Kevin McPartland, head of market structure research at Greenwich Associates, says: “We know a great deal more about what is trading and at what price, than before. That represents an enormous change for the swaps market.”
In contrast with clearing and reporting, trading of swaps has altered little since Swap Execution Facilities, the new transaction venues, began operating this year.
Instead of one large OTC market comprising dealers and their clients transacting across electronic platforms, the structure of trading in the US remains largely intact. Trading remains largely voice-based and split between two sectors; one where dealers trade with their clients and a separate market where dealers transact with each other in order to offset their client business.
This partly reflects the unique nature of OTC swaps and also aggressive lobbying by the industry, as rules governing the trading of swaps were fleshed out by the Commodity Futures Trading Commission in recent years.
The swaps industry resisted efforts to make derivatives trading operate as a single “all to all” electronic market on a Sef, stressing how a choice of electronic and voice methods helps maintain optimal liquidity in OTC products.
Tod Skarecky, senior vice-president at Clarus Financial Technology, says the majority of Sef trades are being done via voice and the request-for-quote protocol, rather than using an electronic order book. Under the Dodd-Frank Act, such trading protocols are allowed, but their dominant role means the OTC swap market has not become more electronic.
“While RFQ and voice are means of ‘interstate commerce’ and hence allowed, this is certainly not the electronic order book that was envisioned,” says Mr Skarecky.
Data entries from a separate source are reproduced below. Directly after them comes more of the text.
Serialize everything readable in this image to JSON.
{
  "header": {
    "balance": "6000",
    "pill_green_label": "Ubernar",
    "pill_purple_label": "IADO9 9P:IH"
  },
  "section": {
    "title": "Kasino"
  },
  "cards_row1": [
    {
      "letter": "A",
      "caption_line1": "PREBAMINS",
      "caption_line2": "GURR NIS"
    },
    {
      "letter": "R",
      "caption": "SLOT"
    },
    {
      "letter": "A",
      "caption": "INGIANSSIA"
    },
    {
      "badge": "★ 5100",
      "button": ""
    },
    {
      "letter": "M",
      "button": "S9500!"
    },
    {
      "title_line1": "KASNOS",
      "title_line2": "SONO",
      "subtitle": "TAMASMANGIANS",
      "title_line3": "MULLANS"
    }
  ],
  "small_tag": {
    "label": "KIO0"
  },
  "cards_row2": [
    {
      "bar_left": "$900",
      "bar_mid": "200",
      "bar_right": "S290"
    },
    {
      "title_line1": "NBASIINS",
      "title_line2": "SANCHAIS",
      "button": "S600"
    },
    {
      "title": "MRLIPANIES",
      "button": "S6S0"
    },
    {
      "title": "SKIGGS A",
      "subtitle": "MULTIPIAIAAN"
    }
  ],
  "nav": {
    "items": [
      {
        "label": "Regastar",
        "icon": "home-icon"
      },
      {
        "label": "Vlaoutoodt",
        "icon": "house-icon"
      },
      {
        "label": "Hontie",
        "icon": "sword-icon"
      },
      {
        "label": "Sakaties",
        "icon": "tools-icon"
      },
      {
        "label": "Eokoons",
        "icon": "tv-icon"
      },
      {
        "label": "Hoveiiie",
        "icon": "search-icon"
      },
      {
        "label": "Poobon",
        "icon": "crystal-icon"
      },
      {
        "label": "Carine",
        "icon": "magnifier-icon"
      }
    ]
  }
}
In contrast with expectations that institutional investors would look at electronic trading across a range of new Sefs, the reality so far is that they prefer asking dealers for quotes over Bloomberg and Tradeweb, whose platforms dominate volume. This reflects a number of factors, namely how electronic venues tend to transact small sizes, while big investors prefer executing large notional swap trades and maintaining old relationships with their favourite dealers.
Keith Bailey, managing director at Barclays, says trading volumes on Sefs will grow, as more swap categories become subject to the trading mandate. But broadly, he says the introduction of Sefs has not attracted many new players to the swap market. Some entrants are focused on electronic execution in order books, but, as expected, essentially the same entities trade swaps as did before, and for the same reasons.
This means that a number of start-up Sefs face a tough future as they wait for investors to look at trading swaps via an electronic order book. The more likely scenario is that the number of Sefs consolidates.
“We will probably see the bigger venues only look at the new entrants that have unique technology,” says Mr McPartland.
Since Sef trading officially began this year, volume and activity data have revealed the unique nature of the OTC market in that, unlike futures, trade sizes are generally larger and sporadic among a smaller universe of participants.
Interdealer brokers, such as Icap and BGC, remain the main participants in swaps executed between dealers, based on weekly volume data from Clarus.
Under Sef rules, IDBs have to open their platforms to all types of swap users, including the traditional clients of dealers. The expansion of IDB customers has largely been limited to specialised companies, known as high-frequency traders.
As a result, electronic order book volume is picking up for standardised swaps in the interdealer market, which is also very global in nature, and waiting for derivatives reform across Europe and Asia.
Alex McDonald, chief executive officer of the Wholesale Markets Brokers Association for IDBs in Europe, says: “Our members’ focus has been on rolling out Sefs in the US, and now they are looking at making sure new platforms in regions such as Europe, help pool global swap liquidity.”